Additional drugs to suppress or modify the immune system are commonly used to treat IMHA. It is thought that combination therapy may be more effective in some patients, and that it may limit side effects from over-reliance on a single class of drugs. These drugs have the potential to cause serious side effects, such as liver injury or bone marrow suppression, so patients must be carefully monitored. The medications may be used on a one-time only basis, or for longer periods of time during treatment. Examples of these drugs include azathioprine, cyclophosphamide, and danazol.

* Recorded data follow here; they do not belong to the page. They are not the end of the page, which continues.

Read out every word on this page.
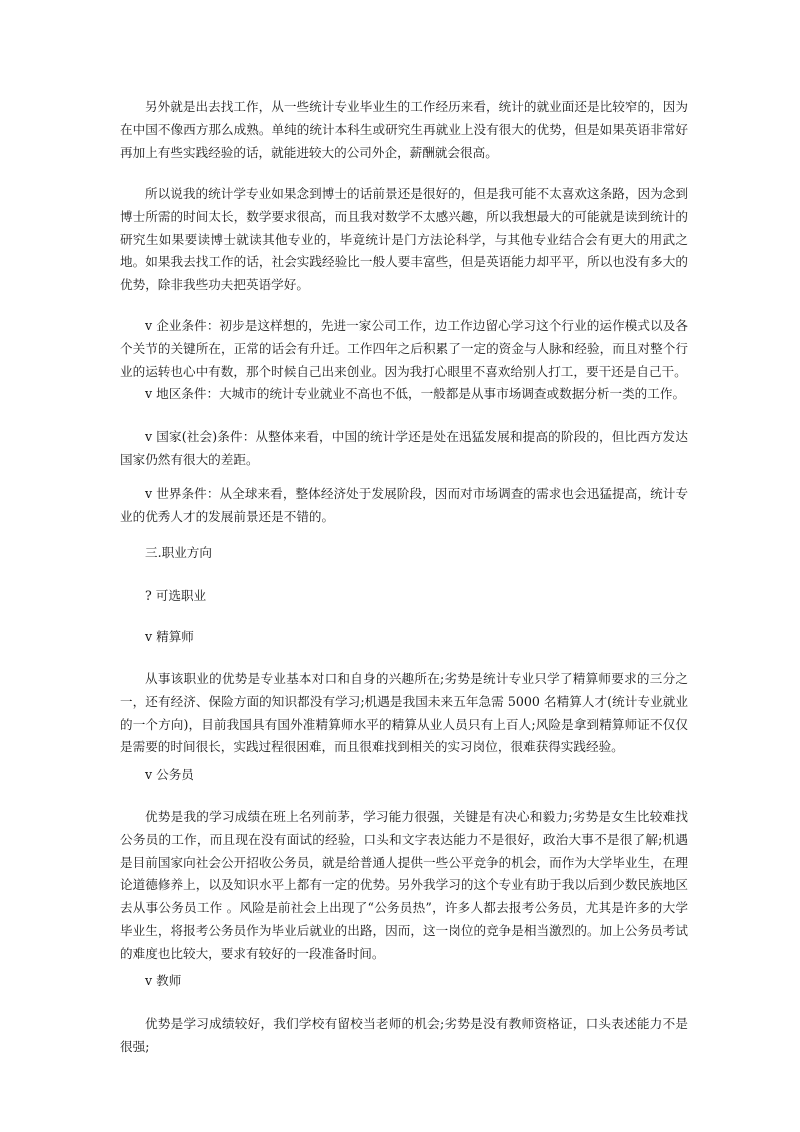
另外就是出去找工作，从一些统计专业毕业生的工作经历来看，统计的就业面还是比较窄的，因为在中国不像西方那么成熟。单纯的统计本科生或研究生再就业上没有很大的优势，但是如果英语非常好再加上有些实践经验的话，就能进较大的公司外企，薪酬就会很高。

所以说我的统计学专业如果念到博士的话前景还是很好的，但是我可能不太喜欢这条路，因为念到博士所需的时间太长，数学要求很高，而且我对数学不太感兴趣，所以我想最大的可能就是读到统计的研究生如果要读博士就读其他专业的，毕竟统计是门方法论科学，与其他专业结合会有更大的用武之地。如果我去找工作的话，社会实践经验比一般人要丰富些，但是英语能力却平平，所以也没有多大的优势，除非我些功夫把英语学好。

v 企业条件：初步是这样想的，先进一家公司工作，边工作边留心学习这个行业的运作模式以及各个关节的关键所在，正常的话会有升迁。工作四年之后积累了一定的资金与人脉和经验，而且对整个行业的运转也心中有数，那个时候自己出来创业。因为我打心眼里不喜欢给别人打工，要干还是自己干。

v 地区条件：大城市的统计专业就业不高也不低，一般都是从事市场调查或数据分析一类的工作。

v 国家(社会)条件：从整体来看，中国的统计学还是处在迅猛发展和提高的阶段的，但比西方发达国家仍然有很大的差距。

v 世界条件：从全球来看，整体经济处于发展阶段，因而对市场调查的需求也会迅猛提高，统计专业的优秀人才的发展前景还是不错的。

三.职业方向

? 可选职业

v 精算师

从事该职业的优势是专业基本对口和自身的兴趣所在;劣势是统计专业只学了精算师要求的三分之一，还有经济、保险方面的知识都没有学习;机遇是我国未来五年急需 5000 名精算人才(统计专业就业的一个方向)，目前我国具有国外准精算师水平的精算从业人员只有上百人;风险是拿到精算师证不仅仅是需要的时间很长，实践过程很困难，而且很难找到相关的实习岗位，很难获得实践经验。

v 公务员

优势是我的学习成绩在班上名列前茅，学习能力很强，关键是有决心和毅力;劣势是女生比较难找公务员的工作，而且现在没有面试的经验，口头和文字表达能力不是很好，政治大事不是很了解;机遇是目前国家向社会公开招收公务员，就是给普通人提供一些公平竞争的机会，而作为大学毕业生，在理论道德修养上，以及知识水平上都有一定的优势。另外我学习的这个专业有助于我以后到少数民族地区去从事公务员工作 。风险是前社会上出现了“公务员热”，许多人都去报考公务员，尤其是许多的大学毕业生，将报考公务员作为毕业后就业的出路，因而，这一岗位的竞争是相当激烈的。加上公务员考试的难度也比较大，要求有较好的一段准备时间。

v 教师

优势是学习成绩较好，我们学校有留校当老师的机会;劣势是没有教师资格证，口头表述能力不是很强;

Some very expensive medications may also be used in the fight against IMHA. These include human intravenous immunoglobulins, and cyclosporine, a drug commonly used in transplant recipients to prevent organ rejection.
In some IMHA-patients that have failed to adequately respond to medical treatment, surgical removal of the spleen may also be considered. This invasive step is seldom performed, although there are some reports that indicate it can be associated with a high degree of success. Because many patients with IMHA are in such critical condition, the risk of general anesthesia may be too high.
Despite a relatively large number of treatment options and treatment protocols with these medications, there is no one agreed upon, universally effective treatment for IMHA. All possible treatments have potential side effects that need to be carefully monitored, and once an animal is successfully managed through an initial crisis, long-term treatment is usually necessary.
For most dogs with immune-mediated hemolytic anemia, there is no known means of prevention of the disease. Modified live-virus vaccinations may trigger IMHA in some dogs. Patients that are suspected of having had vaccine-related IMHA in the past probably should not be given these vaccines again.